If you look at the history of Stanford University, sort of the heart and brain of Silicon Valley and the training ground for the managerial class, it shows how they carried the torch for a lot of the worst ideas of the 20th century into the 21st, from eugenics to technocratic management to the idea that a dictatorship is a more efficient way to run a society than a democracy.

Then you look around and you see what a poor job the government is doing, and what it means to rely on government services after 40 years of sustained assault on the public sector. It makes you think hard about some of the ideas that are coming out of Silicon Valley, like a corporate-run minimum basic income, which will probably be just enough to make sure you can buy your Amazon Prime rations or whatever. I see why that would be appealing to some people, given the status quo. I think it's pretty urgent that we have a change in government so we don't have Silicon Valley's vision of corporate dictatorship looking like the better option to the flaming pile of racist garbage that the Trump administration is offering us.

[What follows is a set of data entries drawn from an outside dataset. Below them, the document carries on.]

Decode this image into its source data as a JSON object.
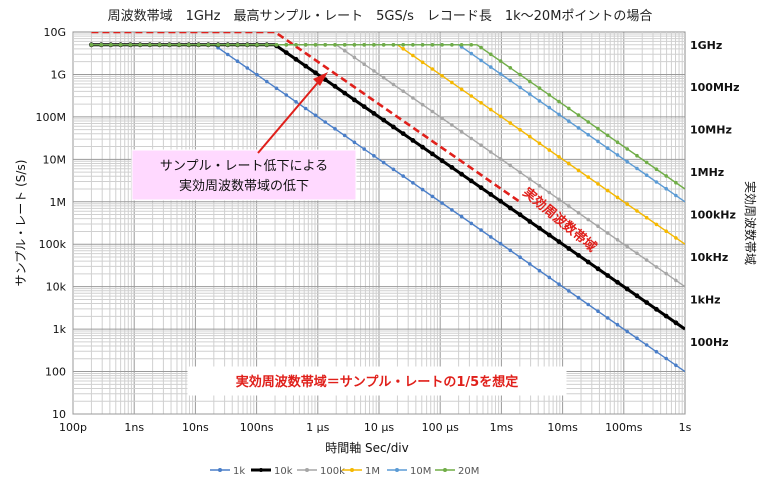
{
  "chart_data": {
    "type": "line",
    "title": "周波数帯域　1GHz　最高サンプル・レート　5GS/s　レコード長　1k～20Mポイントの場合",
    "xlabel": "時間軸 Sec/div",
    "ylabel": "サンプル・レート (S/s)",
    "ylabel_right": "実効周波数帯域",
    "x_scale": "log",
    "y_scale": "log",
    "xlim": [
      1e-10,
      1
    ],
    "ylim": [
      10,
      10000000000.0
    ],
    "grid": true,
    "legend_position": "bottom",
    "x_tick_labels": [
      "100p",
      "1ns",
      "10ns",
      "100ns",
      "1 μs",
      "10 μs",
      "100 μs",
      "1ms",
      "10ms",
      "100ms",
      "1s"
    ],
    "y_tick_labels": [
      "10",
      "100",
      "1k",
      "10k",
      "100k",
      "1M",
      "10M",
      "100M",
      "1G",
      "10G"
    ],
    "right_tick_labels": [
      "100Hz",
      "1kHz",
      "10kHz",
      "100kHz",
      "1MHz",
      "10MHz",
      "100MHz",
      "1GHz"
    ],
    "series": [
      {
        "name": "1k",
        "color": "#4a7ec8",
        "width": 1.4,
        "points": [
          [
            2e-10,
            5000000000.0
          ],
          [
            2e-08,
            5000000000.0
          ],
          [
            1,
            100
          ]
        ]
      },
      {
        "name": "10k",
        "color": "#000000",
        "width": 3.0,
        "points": [
          [
            2e-10,
            5000000000.0
          ],
          [
            2e-07,
            5000000000.0
          ],
          [
            1,
            1000
          ]
        ]
      },
      {
        "name": "100k",
        "color": "#a6a6a6",
        "width": 1.4,
        "points": [
          [
            2e-10,
            5000000000.0
          ],
          [
            2e-06,
            5000000000.0
          ],
          [
            1,
            10000
          ]
        ]
      },
      {
        "name": "1M",
        "color": "#f5b800",
        "width": 1.4,
        "points": [
          [
            2e-10,
            5000000000.0
          ],
          [
            2e-05,
            5000000000.0
          ],
          [
            1,
            100000
          ]
        ]
      },
      {
        "name": "10M",
        "color": "#5b9bd5",
        "width": 1.4,
        "points": [
          [
            2e-10,
            5000000000.0
          ],
          [
            0.0002,
            5000000000.0
          ],
          [
            1,
            1000000
          ]
        ]
      },
      {
        "name": "20M",
        "color": "#70ad47",
        "width": 1.4,
        "points": [
          [
            2e-10,
            5000000000.0
          ],
          [
            0.0004,
            5000000000.0
          ],
          [
            1,
            2000000
          ]
        ]
      }
    ],
    "bandwidth_line": {
      "color": "#e0201b",
      "points": [
        [
          2e-10,
          10000000000.0
        ],
        [
          2e-07,
          10000000000.0
        ],
        [
          2e-05,
          100000000.0
        ],
        [
          0.002,
          1000000.0
        ]
      ]
    },
    "annotations": {
      "callout": [
        "サンプル・レート低下による",
        "実効周波数帯域の低下"
      ],
      "bandwidth_label": "実効周波数帯域",
      "note": "実効周波数帯域＝サンプル・レートの1/5を想定"
    }
  }
}
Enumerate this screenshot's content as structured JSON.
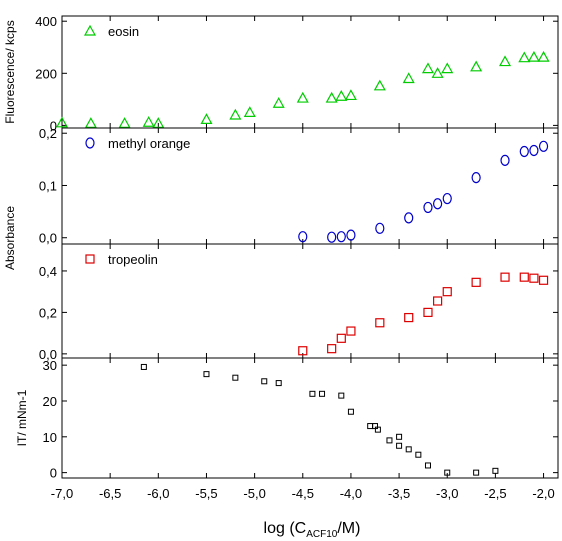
{
  "chart_data": {
    "type": "scatter",
    "x_axis": {
      "label_main": "log (C",
      "label_sub": "ACF10",
      "label_end": "/M)",
      "range": [
        -7.0,
        -1.85
      ],
      "ticks": [
        -7.0,
        -6.5,
        -6.0,
        -5.5,
        -5.0,
        -4.5,
        -4.0,
        -3.5,
        -3.0,
        -2.5,
        -2.0
      ],
      "tick_labels": [
        "-7,0",
        "-6,5",
        "-6,0",
        "-5,5",
        "-5,0",
        "-4,5",
        "-4,0",
        "-3,5",
        "-3,0",
        "-2,5",
        "-2,0"
      ]
    },
    "panels": [
      {
        "id": "eosin",
        "annotation": "eosin",
        "ylabel": "Fluorescence/ kcps",
        "ylim": [
          -10,
          420
        ],
        "yticks": [
          0,
          200,
          400
        ],
        "ytick_labels": [
          "0",
          "200",
          "400"
        ],
        "marker": "triangle",
        "color": "#00cc00",
        "points": [
          [
            -7.0,
            10
          ],
          [
            -6.7,
            8
          ],
          [
            -6.35,
            8
          ],
          [
            -6.1,
            12
          ],
          [
            -6.0,
            8
          ],
          [
            -5.5,
            23
          ],
          [
            -5.2,
            40
          ],
          [
            -5.05,
            50
          ],
          [
            -4.75,
            85
          ],
          [
            -4.5,
            105
          ],
          [
            -4.2,
            105
          ],
          [
            -4.1,
            112
          ],
          [
            -4.0,
            115
          ],
          [
            -3.7,
            152
          ],
          [
            -3.4,
            180
          ],
          [
            -3.2,
            218
          ],
          [
            -3.1,
            200
          ],
          [
            -3.0,
            218
          ],
          [
            -2.7,
            225
          ],
          [
            -2.4,
            245
          ],
          [
            -2.2,
            260
          ],
          [
            -2.1,
            262
          ],
          [
            -2.0,
            262
          ]
        ]
      },
      {
        "id": "methyl-orange",
        "annotation": "methyl orange",
        "ylabel": "Absorbance",
        "ylim": [
          -0.012,
          0.21
        ],
        "yticks": [
          0.0,
          0.1,
          0.2
        ],
        "ytick_labels": [
          "0,0",
          "0,1",
          "0,2"
        ],
        "marker": "circle",
        "color": "#0000cc",
        "points": [
          [
            -4.5,
            0.002
          ],
          [
            -4.2,
            0.001
          ],
          [
            -4.1,
            0.002
          ],
          [
            -4.0,
            0.005
          ],
          [
            -3.7,
            0.018
          ],
          [
            -3.4,
            0.038
          ],
          [
            -3.2,
            0.058
          ],
          [
            -3.1,
            0.065
          ],
          [
            -3.0,
            0.075
          ],
          [
            -2.7,
            0.115
          ],
          [
            -2.4,
            0.148
          ],
          [
            -2.2,
            0.165
          ],
          [
            -2.1,
            0.167
          ],
          [
            -2.0,
            0.175
          ]
        ]
      },
      {
        "id": "tropeolin",
        "annotation": "tropeolin",
        "ylabel": "",
        "ylim": [
          -0.02,
          0.53
        ],
        "yticks": [
          0.0,
          0.2,
          0.4
        ],
        "ytick_labels": [
          "0,0",
          "0,2",
          "0,4"
        ],
        "marker": "square",
        "color": "#dd0000",
        "points": [
          [
            -4.5,
            0.015
          ],
          [
            -4.2,
            0.025
          ],
          [
            -4.1,
            0.075
          ],
          [
            -4.0,
            0.11
          ],
          [
            -3.7,
            0.15
          ],
          [
            -3.4,
            0.175
          ],
          [
            -3.2,
            0.2
          ],
          [
            -3.1,
            0.255
          ],
          [
            -3.0,
            0.3
          ],
          [
            -2.7,
            0.345
          ],
          [
            -2.4,
            0.37
          ],
          [
            -2.2,
            0.37
          ],
          [
            -2.1,
            0.365
          ],
          [
            -2.0,
            0.355
          ]
        ]
      },
      {
        "id": "surface-pressure",
        "annotation": "",
        "ylabel": "IT/ mNm-1",
        "ylim": [
          -1.5,
          32
        ],
        "yticks": [
          0,
          10,
          20,
          30
        ],
        "ytick_labels": [
          "0",
          "10",
          "20",
          "30"
        ],
        "marker": "square-small",
        "color": "#000000",
        "points": [
          [
            -6.15,
            29.5
          ],
          [
            -5.5,
            27.5
          ],
          [
            -5.2,
            26.5
          ],
          [
            -4.9,
            25.5
          ],
          [
            -4.75,
            25
          ],
          [
            -4.4,
            22
          ],
          [
            -4.3,
            22
          ],
          [
            -4.1,
            21.5
          ],
          [
            -4.0,
            17
          ],
          [
            -3.8,
            13
          ],
          [
            -3.75,
            13
          ],
          [
            -3.72,
            12
          ],
          [
            -3.6,
            9
          ],
          [
            -3.5,
            10
          ],
          [
            -3.5,
            7.5
          ],
          [
            -3.4,
            6.5
          ],
          [
            -3.3,
            5
          ],
          [
            -3.2,
            2
          ],
          [
            -3.0,
            0
          ],
          [
            -2.7,
            0
          ],
          [
            -2.5,
            0.5
          ]
        ]
      }
    ],
    "grid": false,
    "legend": "none"
  }
}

But under Trump, the assault on the public sector just keeps coming. So what hope do we have?

The bright spot is that there's a lot of people in these companies—not just in San Francisco but in Portland and Seattle, as well—who understand and embrace the critique I offer in the book. In fact, they got there themselves through firsthand experience. This is an industry that treats its employees, even if they are well-compensated, by working them like dogs. And there tends to be a pretty high turnover rate among anybody who's not a young, Ivy League-minted white male. And even those people from the privileged castes burn out. The shine will come off. For a lot of people, it already has. I don't see the backlash going away. There's a new awareness that people like Mark Zuckerberg are the robber barons of our time.

SEE IT: Corey Pein appears at Powell's City of Books, 1005 W Burnside St., 503-228-4651, powells.com, on Friday, June 8. 7:30 pm.